Even when he noticed the dirty fingernails at the end of the aged hand and saw that the arm and hand were growing more distinct — the blood that he had just ingested moving through transparent veins that were even now growing more solid, he had little emotional reaction.
And then, slowly, like an anesthetic wearing off — the numbness he had thus far felt began to ebb. Feelings, realizations, and finally the reactions of dread and panic began to take hold but there was nothing he could do to stop the actions of — of —
He could barely allow his mind to bring up the name but there was no doubt who was responsible for what he was seeing and doing, whose point of view he now seemed, against his will, to embody —
Eli!
The hand held before his face was now completely solid, old and wrinkled, the fingers and dirty nails all too familiar. He tried to lower the hand, tried to exert his will with as much force as he could manage. It did nothing — The hand instead reached down and picked up a piece of jagged glass from the top of the pile on the floor and turned it in the air as if examining it minutely to see which edge would be sharpest — and most lethal.
The floating position altered and Frank found himself returned to a standing position, albeit without any feeling beneath his feet and still without control of his movements.
He was a grotesque puppet with ragged glass in his hand that walked/floated down the hall and around the corner — each moment anxiety growing at his possible destination.
His nerves jangled and jolted with each forward step he took trapped inside this disgusting form. Stop! He cried out soundlessly. Please stop now!
But he that was in
control did not stop. Pleas for mercy had rarely met such a deaf recipient.
He moved inexorably forward and as he rounded another corner, Frank recognized the West wing and Lidia’s door coming into view. Stop! You must STOP!
The aged arm reached out and opened her door.
Lidia lay sleeping tucked tightly in her bed, protective rails on each side. Her wheelchair was folded neatly against one wall.
Frank was overwhelmed by his helplessness. There was nothing he could do to stop this monster in his progression. And then a thought hit him: Wake up! Maybe if I wake up, this will all be over!
But as much as he tried, he could not wake up — and so the nightmare continued.
He closed in on Lidia in her bed, soundlessly... effortlessly. She repeated her phrase, mumbling it over and over — even in her sleep.
“…Pick me up at ten o’clock, pick me up at ten o’clock…”
His shadow fell over her and her eyes fluttered open. For the first time in many years her mumbling abruptly stopped as her eyes went wide.
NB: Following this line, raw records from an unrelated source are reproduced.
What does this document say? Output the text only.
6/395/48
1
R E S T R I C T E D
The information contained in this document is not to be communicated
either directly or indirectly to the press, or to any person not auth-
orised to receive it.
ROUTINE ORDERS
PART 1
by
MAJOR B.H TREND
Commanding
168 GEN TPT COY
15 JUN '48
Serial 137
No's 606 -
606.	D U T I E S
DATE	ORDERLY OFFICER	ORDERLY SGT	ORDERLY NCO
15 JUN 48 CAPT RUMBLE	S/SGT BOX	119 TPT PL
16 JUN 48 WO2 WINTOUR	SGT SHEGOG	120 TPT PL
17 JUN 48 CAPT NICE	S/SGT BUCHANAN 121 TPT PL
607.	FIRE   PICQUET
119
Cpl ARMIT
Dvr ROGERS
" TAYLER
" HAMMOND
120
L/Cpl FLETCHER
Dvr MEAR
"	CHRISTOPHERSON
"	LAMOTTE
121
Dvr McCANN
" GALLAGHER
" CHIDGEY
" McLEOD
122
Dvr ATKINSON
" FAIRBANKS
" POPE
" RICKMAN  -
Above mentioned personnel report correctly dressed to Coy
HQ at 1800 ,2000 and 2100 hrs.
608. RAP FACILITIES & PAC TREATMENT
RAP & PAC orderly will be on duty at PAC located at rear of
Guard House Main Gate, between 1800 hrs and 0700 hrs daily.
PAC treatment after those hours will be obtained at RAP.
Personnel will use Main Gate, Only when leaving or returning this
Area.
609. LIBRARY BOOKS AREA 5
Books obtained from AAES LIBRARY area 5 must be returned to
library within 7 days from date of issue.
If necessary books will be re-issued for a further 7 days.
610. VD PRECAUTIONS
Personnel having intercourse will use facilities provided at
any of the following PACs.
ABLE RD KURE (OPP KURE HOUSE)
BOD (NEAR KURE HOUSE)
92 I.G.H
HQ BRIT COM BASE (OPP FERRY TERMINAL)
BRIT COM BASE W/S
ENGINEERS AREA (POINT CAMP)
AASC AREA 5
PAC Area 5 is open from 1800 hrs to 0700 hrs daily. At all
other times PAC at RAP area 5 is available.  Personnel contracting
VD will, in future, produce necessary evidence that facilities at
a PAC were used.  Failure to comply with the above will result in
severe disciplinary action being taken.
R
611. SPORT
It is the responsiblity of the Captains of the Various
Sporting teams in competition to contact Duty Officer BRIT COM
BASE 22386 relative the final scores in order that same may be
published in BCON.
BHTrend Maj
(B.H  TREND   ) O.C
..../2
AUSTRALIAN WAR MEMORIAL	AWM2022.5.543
It happened so quickly, Frank could barely register the action — There was a flash of movement — his own yet not his own — She had no time to scream — no time to do anything as the air was stopped in her throat by his grotesque right hand that clamped around her thin neck and squeezed with inhuman strength. Her pallor segued from red to blue and he lifted her left arm into the air with his other hand, then stretched strong fingers upwards from her neck and turned her quivering face towards a mirror in the corner.
For a few seconds Frank felt a vile intent pass through him — He knew what Eli was thinking — He knew his purpose in these abhorrent actions! She was to see herself throttled in the vice grip of this shadowy grinning figure — an indistinct and not yet fully solid Eli! And Frank was to see her demise as well — through Eli’s eyes!